Procédure devant la cour :
Par une requête, enregistrée le 15 mars 2019, la SAS Phone Régie demande à la cour :
1°) d'annuler le jugement du 16 janvier 2019 du tribunal administratif de Strasbourg ;
2°) d'annuler la décision implicite née le 12 mars 2017 par laquelle le Centre Pompidou-Metz a rejeté sa réclamation préalable tendant au règlement des sommes dues au titre des marchés n°s 12/PBC/05 et 12/PBC/21 ;
3°) de condamner le Centre Pompidou - Metz à lui verser la somme de 137 842,66 euros toutes taxes comprises (TTC) au titre des marchés n°s 12/PBC/05 et 12/PBC/21, cette somme devant être assortie des intérêts moratoires dus au titre de chacune des factures ;
4°) de mettre la somme de 5 000 euros à la charge du Centre Pompidou - Metz au titre de l'article L. 761-1 du code de justice administrative.
Elle soutient que :
- le jugement attaqué méconnaît l'article R. 741-2 du code de justice administrative en ce qu'il n'a pas visé de manière fidèle et synthétique la fin de non-recevoir opposée en défense par le Centre Pompidou - Metz ;
- il méconnaît le principe du caractère contradictoire de la procédure, faute d'avoir communiqué le mémoire en défense enregistré après clôture qui soulevait pour la première fois la forclusion sur l'ensemble de ses demandes retenue par le jugement attaqué ;
- le tribunal a statué au-delà des conclusions dont il était saisi en retenant la forclusion de l'ensemble de ses demandes, alors que la tardiveté n'était soulevée qu'en ce qui concerne les factures ayant fait l'objet d'un règlement partiel ;
- le Centre Pompidou - Metz ne peut invoquer l'article 37-2 du CCAG - FCS, alors qu'il n'a formulé aucune observation sur ses demandes de paiement en application de l'article 11-7 du même CCAG et des articles 12 des deux cahiers des clauses administratives particulières des marchés litigieux ;
- il a procédé à un paiement partiel de certaines factures, sans s'opposer formellement par écrit au paiement des autres ;
- le Centre Pompidou - Metz a méconnu les stipulations contractuelles en ne procédant pas au paiement des factures ;
- elle a droit au paiement des factures qui ne lui ont pas été payées que ce soit au titre du forfait ou des prix unitaires ;
- le paiement des intérêts moratoires est dû à l'expiration d'un délai de 30 jours suivant la demande de paiement de chacune des factures.

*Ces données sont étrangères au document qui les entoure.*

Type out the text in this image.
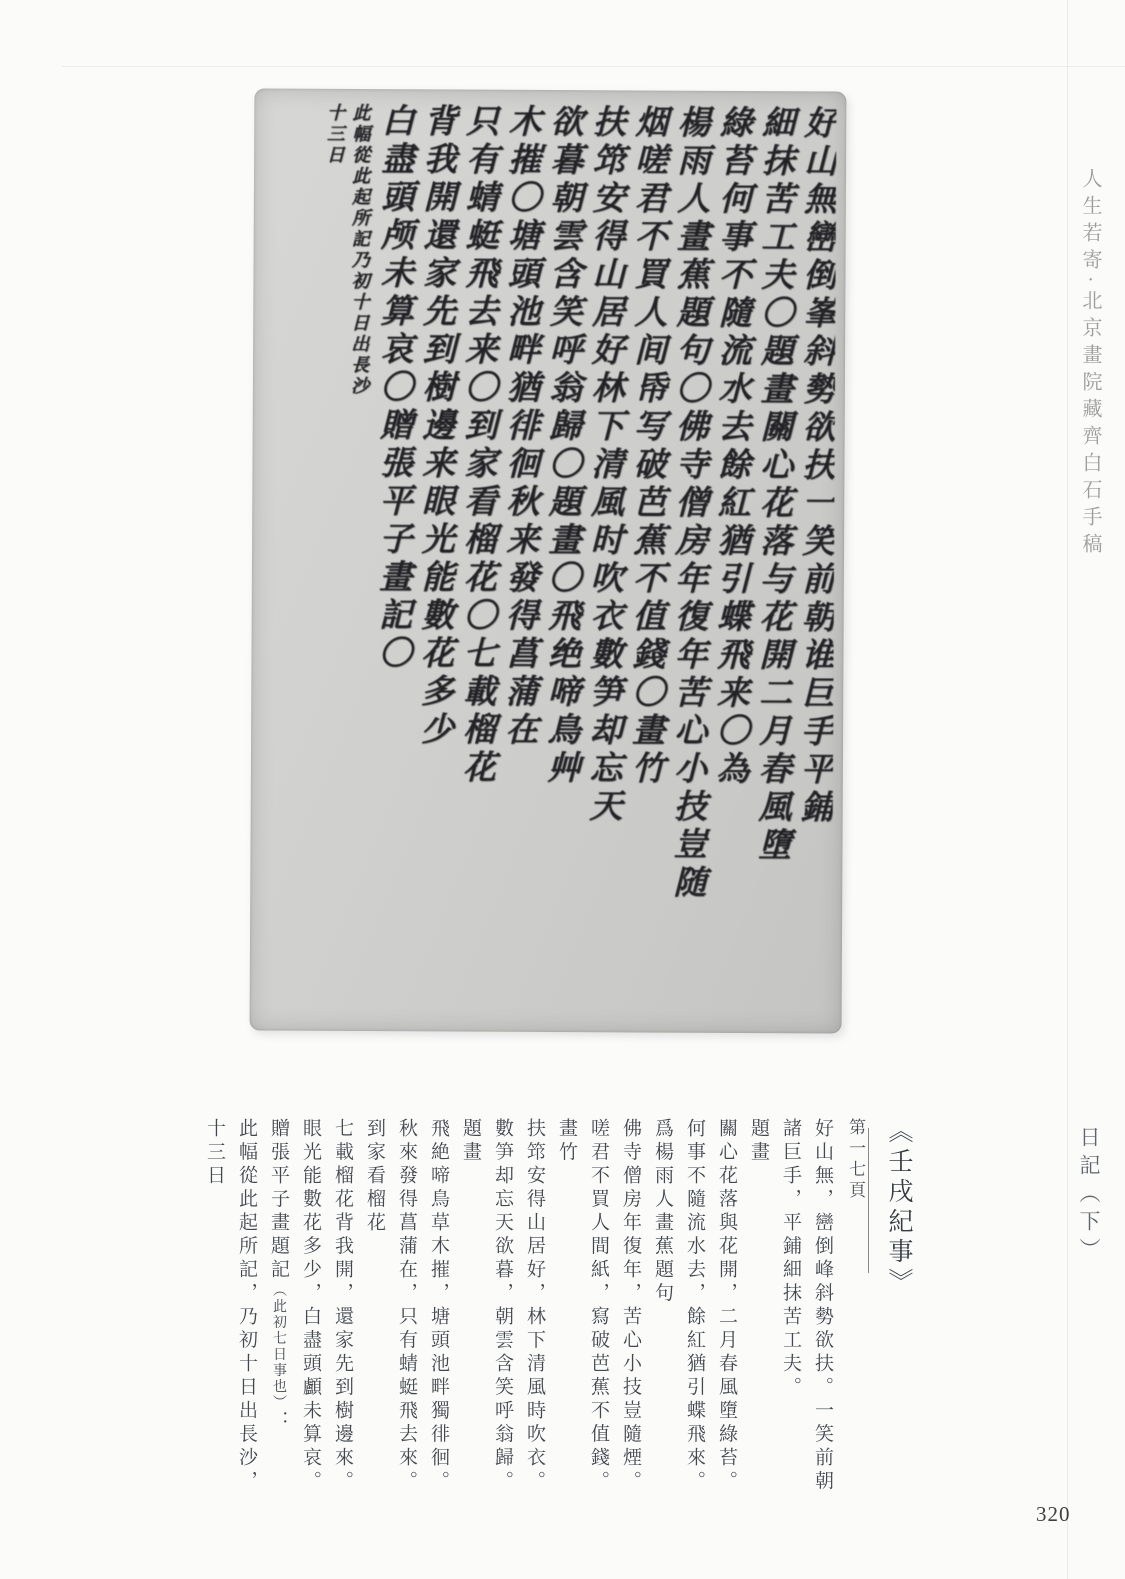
好山無巒倒峯斜勢欲扶一笑前朝谁巨手平鋪
細抹苦工夫〇題畫關心花落与花開二月春風墮
綠苔何事不隨流水去餘紅猶引蝶飛来〇為
楊雨人畫蕉題句〇佛寺僧房年復年苦心小技豈随
烟嗟君不買人间帋写破芭蕉不值錢〇畫竹
扶筇安得山居好林下清風时吹衣數笋却忘天
欲暮朝雲含笑呼翁歸〇題畫〇飛绝啼鳥艸
木摧〇塘頭池畔猶徘徊秋来發得菖蒲在
只有蜻蜓飛去来〇到家看榴花〇七載榴花
背我開還家先到樹邊来眼光能數花多少
白盡頭颅未算哀〇贈張平子畫記〇
此幅從此起所記乃初十日出長沙
十三日
人生若寄·北京畫院藏齊白石手稿
日記（下）
《壬戌紀事》
第一七頁
好山無，巒倒峰斜勢欲扶。一笑前朝
諸巨手，平鋪細抹苦工夫。
題畫
關心花落與花開，二月春風墮綠苔。
何事不隨流水去，餘紅猶引蝶飛來。
爲楊雨人畫蕉題句
佛寺僧房年復年，苦心小技豈隨煙。
嗟君不買人間紙，寫破芭蕉不值錢。
畫竹
扶筇安得山居好，林下清風時吹衣。
數笋却忘天欲暮，朝雲含笑呼翁歸。
題畫
飛絶啼鳥草木摧，塘頭池畔獨徘徊。
秋來發得菖蒲在，只有蜻蜓飛去來。
到家看榴花
七載榴花背我開，還家先到樹邊來。
眼光能數花多少，白盡頭顱未算哀。
贈張平子畫題記（此初七日事也）：
此幅從此起所記，乃初十日出長沙，
十三日
320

Par un mémoire en défense, enregistré le 29 juillet 2020, l'établissement public de coopération culturelle Centre Pompidou - Metz, représenté par Me B..., conclut, à titre principal, au rejet de la requête, à titre subsidiaire, à ce que les sommes demandées par la société Phone Régie soient réduites à de plus justes proportions et à ce qu'à minima la somme de 86 795,68 euros TTC soit déduite du montant réclamé, au rejet de la demande de paiement des intérêts moratoires et enfin à ce qu'une somme de 3 000 euros soit mise à la charge de la société Phone Régie au titre de l'article L. 761-1 du code de justice administrative.
Il soutient que :
- le jugement attaqué n'est pas entaché d'irrégularité ;
- le tribunal n'était pas tenu de rouvrir l'instruction ;
- la demande de la société Phone Régie est irrecevable comme atteinte de forclusion en application de l'article 37-2 du CCAG- FCS ;
- les demandes de paiement de la société Phone Régie ne sont pas fondées, ses demandes de paiement étant entachées d'erreurs et ne permettant pas de vérifier l'exécution du service fait ;
- la somme demandée ne saurait excéder celle mentionnée dans le mémoire en réclamation ;
- la moitié de la somme demandée par la société requérante doit être laissée à sa charge, dès lors que sa responsabilité est engagée en raison de la transmission de factures erronées et dépourvues des informations utiles au paiement ;
- les intérêts moratoires ne peuvent être appliqués que sur une somme hors taxes et ne courent qu'à la date de réception des factures.
Vu les autres pièces du dossier.
Vu :
- l'arrêté du 19 janvier 2009 portant approbation du cahier des clauses administratives générales des marchés publics de fournitures courantes et services ;
- le code de justice administrative.
Les parties ont été régulièrement averties du jour de l'audience.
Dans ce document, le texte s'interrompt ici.